Our Future Growth Strategy
Our long-range plan is grounded in multiple initiatives designed
to meaningfully accelerate the growth trajectory of DXL.
There is a substantial opportunity to drive brand awareness,
take a greater share of the addressable market, and grow our top
line by focusing on the following four growth objectives:
Marketing & Brand Building: We have selected new
creative and media agencies to develop, build, and execute a
campaign that will drive an emotional connection to the DXL brand
and drive brand awareness. We are planning a multi-channel
campaign and are targeting an early summer multi-market
test-launch. We are prepared to invest cautiously in this
initiative, with total marketing costs increasing to approximately
7.0%-7.5% of sales in fiscal 2024. With favorable results, we plan
to fund our marketing and brand building initiative at greater
levels over time.
Store Development: While we have stores in every major
metro market across the United States, there are geographic voids
in certain markets where big + tall consumers are not being served
by a DXL store. Our consumer research indicates that 44% of big +
tall men reported they do not shop with DXL because a store is not
near them, while 35% self-reported that they do not shop with us
because a store location is not conveniently near them. This past
year we opened three new DXL stores, our first store openings since
fiscal 2019. We plan to open an additional eight stores in
fiscal 2024, with 15 new stores per year in fiscal 2025 through
2027. We also converted 11 Casual Male stores to DXL this
year and expect to convert another five by the end of fiscal
2024. All new store and conversion investments are subject to
rigorous ROIC hurdles that are informed by our prior
experience.
New Website Platform: We are upgrading our website from
our legacy infrastructure to a new, modern commerce platform, with
various features and functionality launching in the second half of
fiscal 2024. We believe this upgrade will provide immediate
performance improvements and customer experience benefits by
eliminating friction points, optimizing search capability, and
enhancing speed and response times. The new platform is
engineered by a leading eCommerce technology provider and will
position us to respond faster and more effectively to make changes
in the future.
Alliances & Collaborations: This past year we launched
a new collaboration with UNTUCKit and added two more iconic brands
to our assortment with Faherty and Hugo Boss, with door expansions
planned for all three in fiscal 2024. We believe our heritage
of providing a world-class consumer shopping experience makes DXL
an ideal partner for collaborations and alliances. We are in
the final stages of an agreement with another retailer that will
allow us to sell our product through a new retail distribution
channel that is aligned with DXL’s leading retail consumer
experience.
Fourth-Quarter and Fiscal 2023 Results
Fiscal 2023 included 53 weeks compared with 52 weeks in fiscal
2022. Accordingly, year-over-year comparisons of total sales for
the fourth quarter and full year are affected by an extra week of
sales in fiscal 2023. However, for comparable sales, the Company is
reporting on a comparable week's basis (i.e. the 14 and 53 weeks
ended February 3, 2024, compared with the 14 and 53 weeks
ended February 4, 2023, respectively).
Sales
For the 14-week fourth quarter of fiscal 2023, total sales were
$137.1 million as compared to $143.9 million for the 13-week fourth
quarter of fiscal 2022. The decrease in total sales was
primarily due to a 10.1% decrease in comparable sales, with stores
down 9.4% and the direct business down 11.3%. This decrease was
partially offset by sales for the 53rd week of $7.1 million. During
the fourth quarter, we saw a further slowdown in store traffic,
especially in January when we were up against a prior year
comparable sales increase of 23.7%.
For fiscal 2023, total sales decreased 4.4% to $521.8 million
from $545.8 million for fiscal 2022. Comparable sales decreased
4.6%, with stores down 4.5% and the direct business down 4.8%.

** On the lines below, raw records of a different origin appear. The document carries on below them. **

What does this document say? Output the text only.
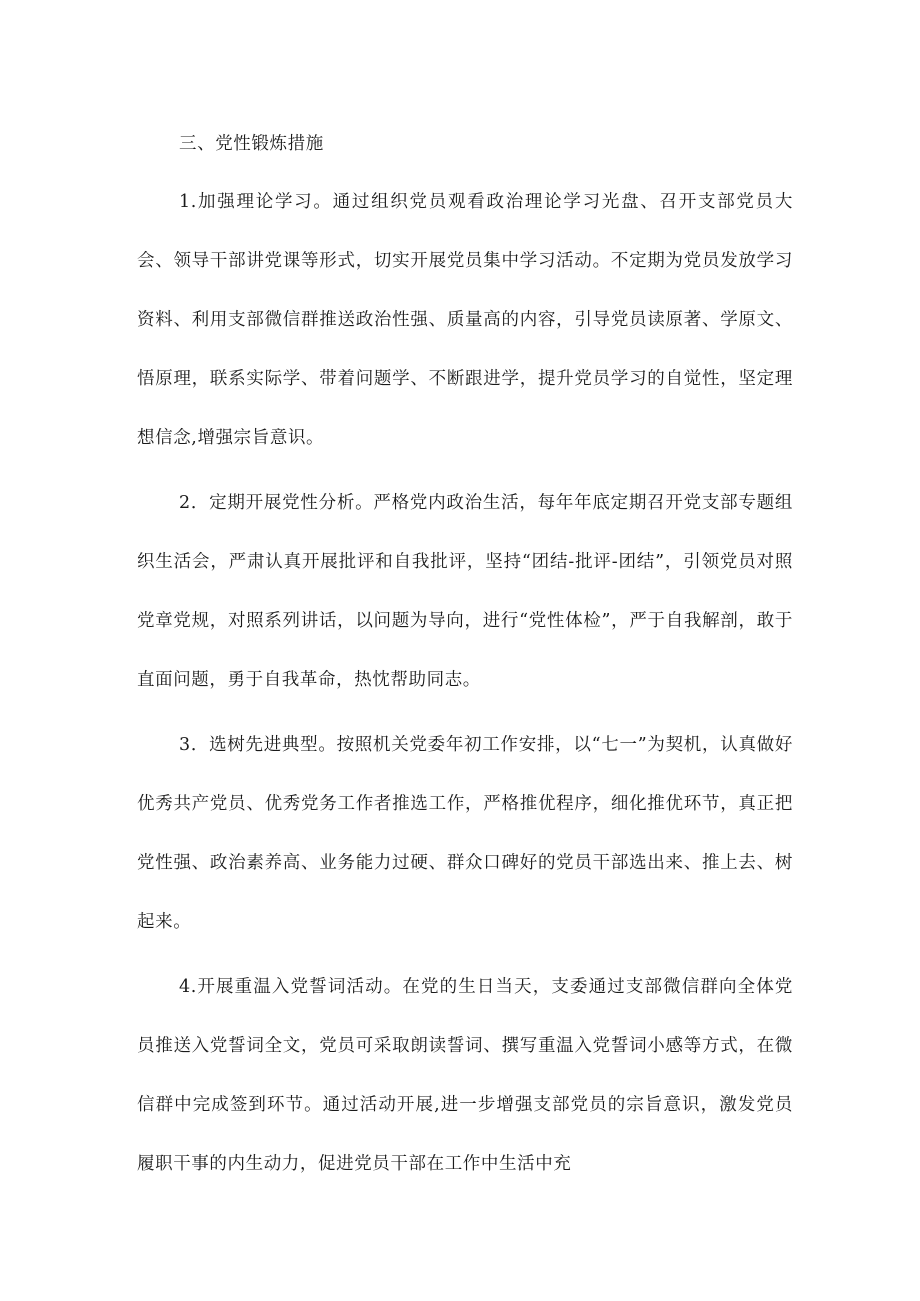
三、党性锻炼措施

1.加强理论学习。通过组织党员观看政治理论学习光盘、召开支部党员大会、领导干部讲党课等形式，切实开展党员集中学习活动。不定期为党员发放学习资料、利用支部微信群推送政治性强、质量高的内容，引导党员读原著、学原文、悟原理，联系实际学、带着问题学、不断跟进学，提升党员学习的自觉性，坚定理想信念,增强宗旨意识。

2．定期开展党性分析。严格党内政治生活，每年年底定期召开党支部专题组织生活会，严肃认真开展批评和自我批评，坚持“团结-批评-团结”，引领党员对照党章党规，对照系列讲话，以问题为导向，进行“党性体检”，严于自我解剖，敢于直面问题，勇于自我革命，热忱帮助同志。

3．选树先进典型。按照机关党委年初工作安排，以“七一”为契机，认真做好优秀共产党员、优秀党务工作者推选工作，严格推优程序，细化推优环节，真正把党性强、政治素养高、业务能力过硬、群众口碑好的党员干部选出来、推上去、树起来。

4.开展重温入党誓词活动。在党的生日当天，支委通过支部微信群向全体党员推送入党誓词全文，党员可采取朗读誓词、撰写重温入党誓词小感等方式，在微信群中完成签到环节。通过活动开展,进一步增强支部党员的宗旨意识，激发党员履职干事的内生动力，促进党员干部在工作中生活中充
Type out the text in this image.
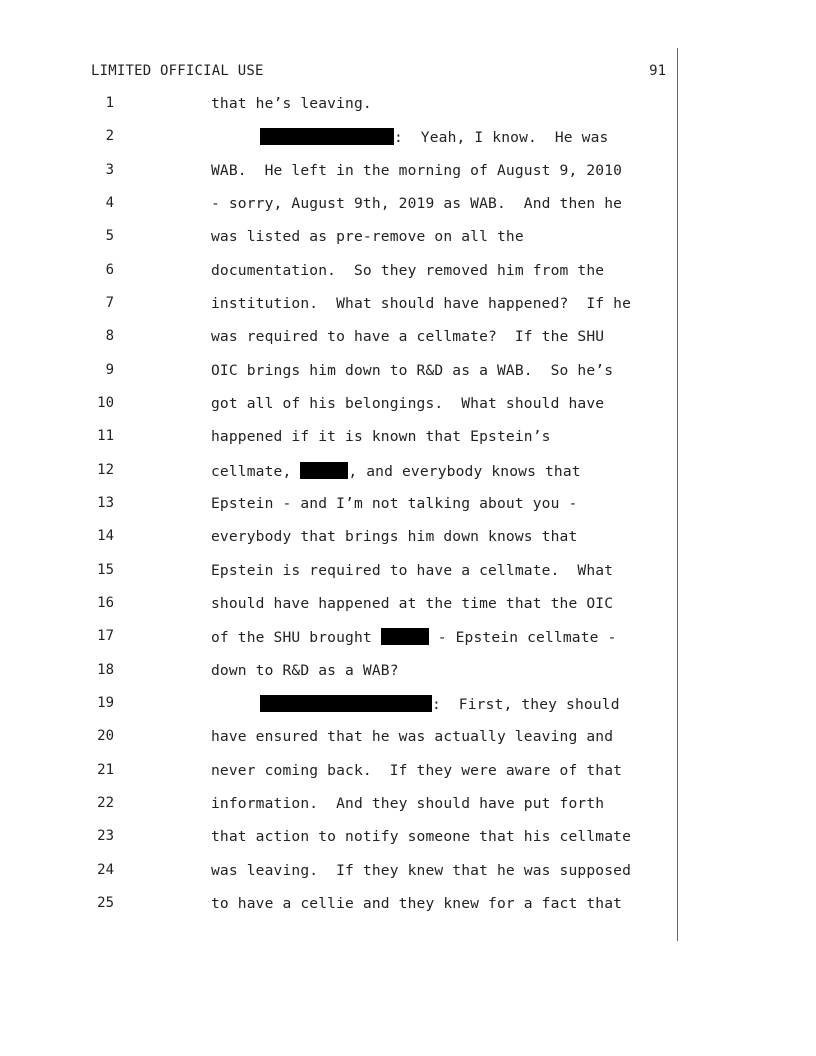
LIMITED OFFICIAL USE	91
1	that he’s leaving.
2	:  Yeah, I know.  He was
3	WAB.  He left in the morning of August 9, 2010
4	- sorry, August 9th, 2019 as WAB.  And then he
5	was listed as pre-remove on all the
6	documentation.  So they removed him from the
7	institution.  What should have happened?  If he
8	was required to have a cellmate?  If the SHU
9	OIC brings him down to R&D as a WAB.  So he’s
10	got all of his belongings.  What should have
11	happened if it is known that Epstein’s
12	cellmate,	, and everybody knows that
13	Epstein - and I’m not talking about you -
14	everybody that brings him down knows that
15	Epstein is required to have a cellmate.  What
16	should have happened at the time that the OIC
17	of the SHU brought	- Epstein cellmate -
18	down to R&D as a WAB?
19	:  First, they should
20	have ensured that he was actually leaving and
21	never coming back.  If they were aware of that
22	information.  And they should have put forth
23	that action to notify someone that his cellmate
24	was leaving.  If they knew that he was supposed
25	to have a cellie and they knew for a fact that
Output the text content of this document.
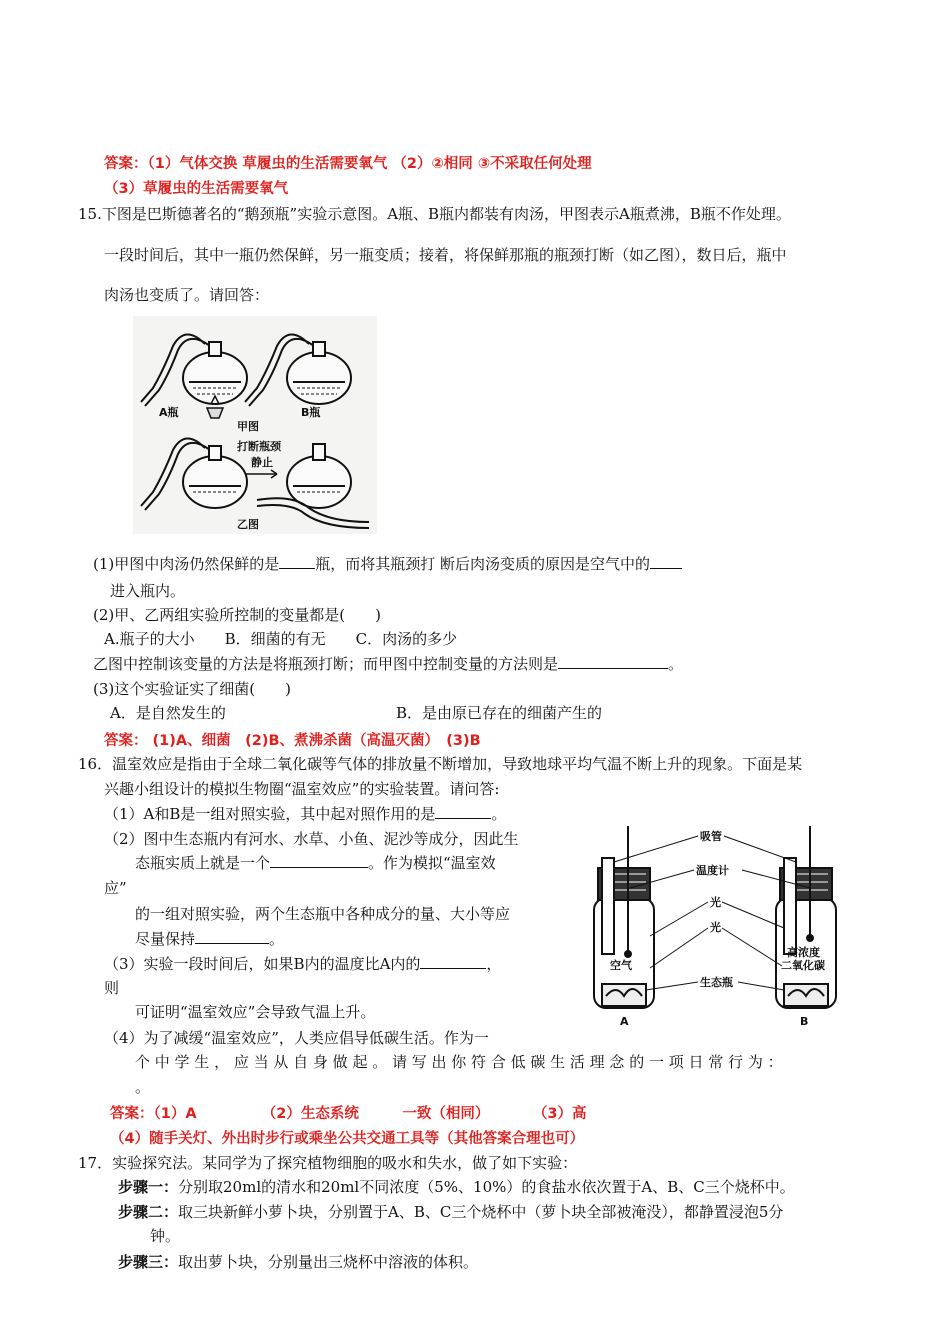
答案：（1）气体交换 草履虫的生活需要氧气 （2）②相同 ③不采取任何处理
（3）草履虫的生活需要氧气
15.下图是巴斯德著名的“鹅颈瓶”实验示意图。A瓶、B瓶内都装有肉汤，甲图表示A瓶煮沸，B瓶不作处理。
一段时间后，其中一瓶仍然保鲜，另一瓶变质；接着，将保鲜那瓶的瓶颈打断（如乙图），数日后，瓶中
肉汤也变质了。请回答：
A瓶	B瓶
甲图
打断瓶颈
静止
乙图
(1)甲图中肉汤仍然保鲜的是 瓶，而将其瓶颈打 断后肉汤变质的原因是空气中的
进入瓶内。
(2)甲、乙两组实验所控制的变量都是(　　)
A.瓶子的大小　　B．细菌的有无　　C．肉汤的多少
乙图中控制该变量的方法是将瓶颈打断；而甲图中控制变量的方法则是	。
(3)这个实验证实了细菌(　　)
A．是自然发生的	B．是由原已存在的细菌产生的
答案： (1)A、细菌　(2)B、煮沸杀菌（高温灭菌）　(3)B
16．温室效应是指由于全球二氧化碳等气体的排放量不断增加，导致地球平均气温不断上升的现象。下面是某
兴趣小组设计的模拟生物圈“温室效应”的实验装置。请问答:
（1）A和B是一组对照实验，其中起对照作用的是	。
（2）图中生态瓶内有河水、水草、小鱼、泥沙等成分，因此生
态瓶实质上就是一个	。作为模拟“温室效
应”
的一组对照实验，两个生态瓶中各种成分的量、大小等应
尽量保持	。
（3）实验一段时间后，如果B内的温度比A内的	，
则
可证明“温室效应”会导致气温上升。
（4）为了减缓“温室效应”，人类应倡导低碳生活。作为一
个 中 学 生 ， 应 当 从 自 身 做 起 。 请 写 出 你 符 合 低 碳 生 活 理 念 的 一 项 日 常 行 为 ：
。
空气
A
高浓度
二氧化碳
B
吸管
温度计
光
光
生态瓶
答案：（1）A　　　　　（2）生态系统　　　一致（相同）　　　　（3）高
（4）随手关灯、外出时步行或乘坐公共交通工具等（其他答案合理也可）
17．实验探究法。某同学为了探究植物细胞的吸水和失水，做了如下实验：
步骤一：分别取20ml的清水和20ml不同浓度（5%、10%）的食盐水依次置于A、B、C三个烧杯中。
步骤二：取三块新鲜小萝卜块，分别置于A、B、C三个烧杯中（萝卜块全部被淹没），都静置浸泡5分
钟。
步骤三：取出萝卜块，分别量出三烧杯中溶液的体积。
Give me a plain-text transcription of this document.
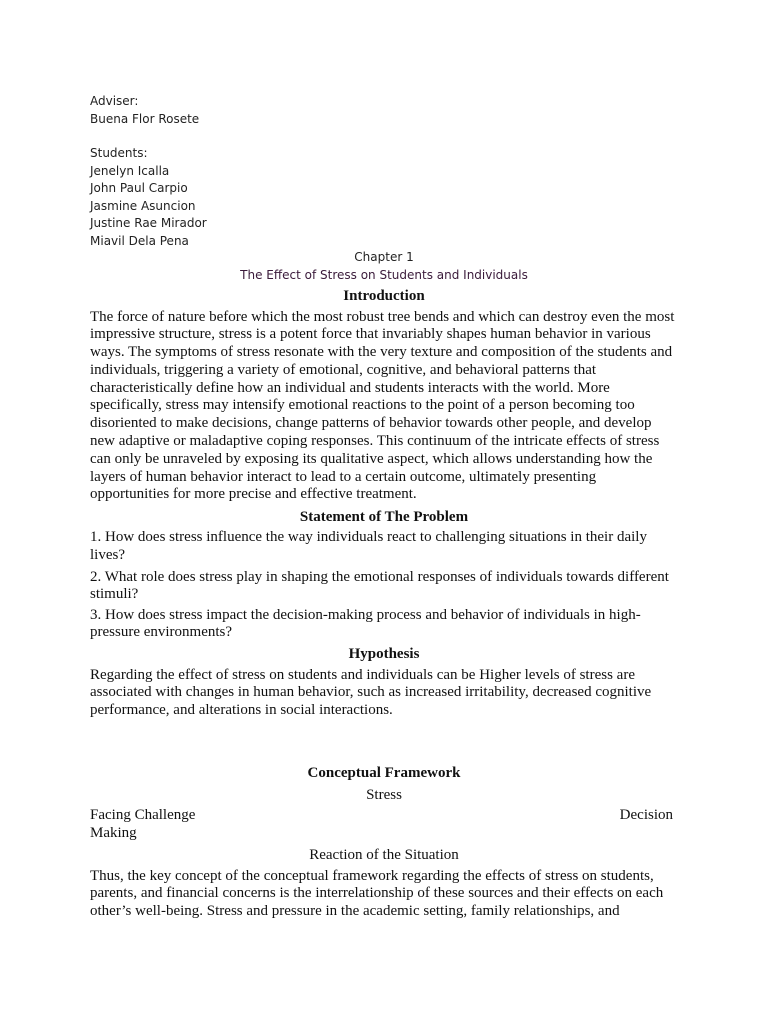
Adviser:
Buena Flor Rosete
Students:
Jenelyn Icalla
John Paul Carpio
Jasmine Asuncion
Justine Rae Mirador
Miavil Dela Pena
Chapter 1
The Effect of Stress on Students and Individuals
Introduction
The force of nature before which the most robust tree bends and which can destroy even the most
impressive structure, stress is a potent force that invariably shapes human behavior in various
ways. The symptoms of stress resonate with the very texture and composition of the students and
individuals, triggering a variety of emotional, cognitive, and behavioral patterns that
characteristically define how an individual and students interacts with the world. More
specifically, stress may intensify emotional reactions to the point of a person becoming too
disoriented to make decisions, change patterns of behavior towards other people, and develop
new adaptive or maladaptive coping responses. This continuum of the intricate effects of stress
can only be unraveled by exposing its qualitative aspect, which allows understanding how the
layers of human behavior interact to lead to a certain outcome, ultimately presenting
opportunities for more precise and effective treatment.
Statement of The Problem
1. How does stress influence the way individuals react to challenging situations in their daily
lives?
2. What role does stress play in shaping the emotional responses of individuals towards different
stimuli?
3. How does stress impact the decision-making process and behavior of individuals in high-
pressure environments?
Hypothesis
Regarding the effect of stress on students and individuals can be Higher levels of stress are
associated with changes in human behavior, such as increased irritability, decreased cognitive
performance, and alterations in social interactions.
Conceptual Framework
Stress
Facing Challenge	Decision
Making
Reaction of the Situation
Thus, the key concept of the conceptual framework regarding the effects of stress on students,
parents, and financial concerns is the interrelationship of these sources and their effects on each
other’s well-being. Stress and pressure in the academic setting, family relationships, and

During fiscal 2023, we saw a gradual slowdown in store traffic
across all regions of the country as consumer spending continued to
be negatively impacted by the economy and inflationary pressures.
The decrease in comparable sales was partially offset by sales for
the 53rd week of $7.1 million.
Gross Margin
For the fourth quarter of fiscal 2023, gross margin, inclusive
of occupancy costs, was 47.0%, compared with a gross margin of
47.7% for the fourth quarter of fiscal 2022. The decrease of 70
basis points was due to an increase of 90 basis points in occupancy
costs partially offset by an improvement of 20 basis points in
merchandise margin. The merchandise margin improvement was
primarily due to favorable freight and shipping costs and were
partially offset by increased markdowns and raw material costs. The
90 basis point increase in occupancy costs was due to the
deleveraging of sales and increased rents as a result of lease
extensions.
For fiscal 2023, gross margin, inclusive of occupancy costs, was
48.4% as compared to 49.9% for fiscal 2022. The decrease of 150
basis points was due to a decrease in merchandise margins of 70
basis points and an 80 basis point increase in occupancy
costs. The decrease in merchandise margin was due to cost
pressures on certain private-label merchandise, increased
direct-to-consumer shipping costs and costs related to our loyalty
program. The 80 basis point increase in occupancy costs was
due to a combination of the deleveraging of sales and increased
rents as a result of lease extensions. For 2024, we expect our
gross margin rate to experience some occupancy deleverage in the
first half due to lower sales expectations and for the year we
expect gross margin rates to be approximately 30 to 40-basis points
lower than fiscal 2023.
Selling, General & Administrative
SG&A expenses for the fourth quarter of fiscal 2023 were
38.5% of sales, compared with 37.8% in the fourth quarter of fiscal
2022. For fiscal 2023, SG&A expenses were 37.7% of sales,
compared with 36.4% for fiscal 2022.
On a dollar basis, SG&A expenses decreased by $1.5 million
and $2.3 million for the fourth quarter and fiscal year,
respectively. The decreases were primarily due to a decrease in
marketing costs and a decrease in performance-based incentive
accruals, partially offset by an increase in payroll-related costs
from new positions added in the past year to support our long-range
growth initiatives and costs for the 53rd week of approximately
$2.7 million.
Management views SG&A expenses through two primary cost
centers: Customer Facing Costs and Corporate Support Costs.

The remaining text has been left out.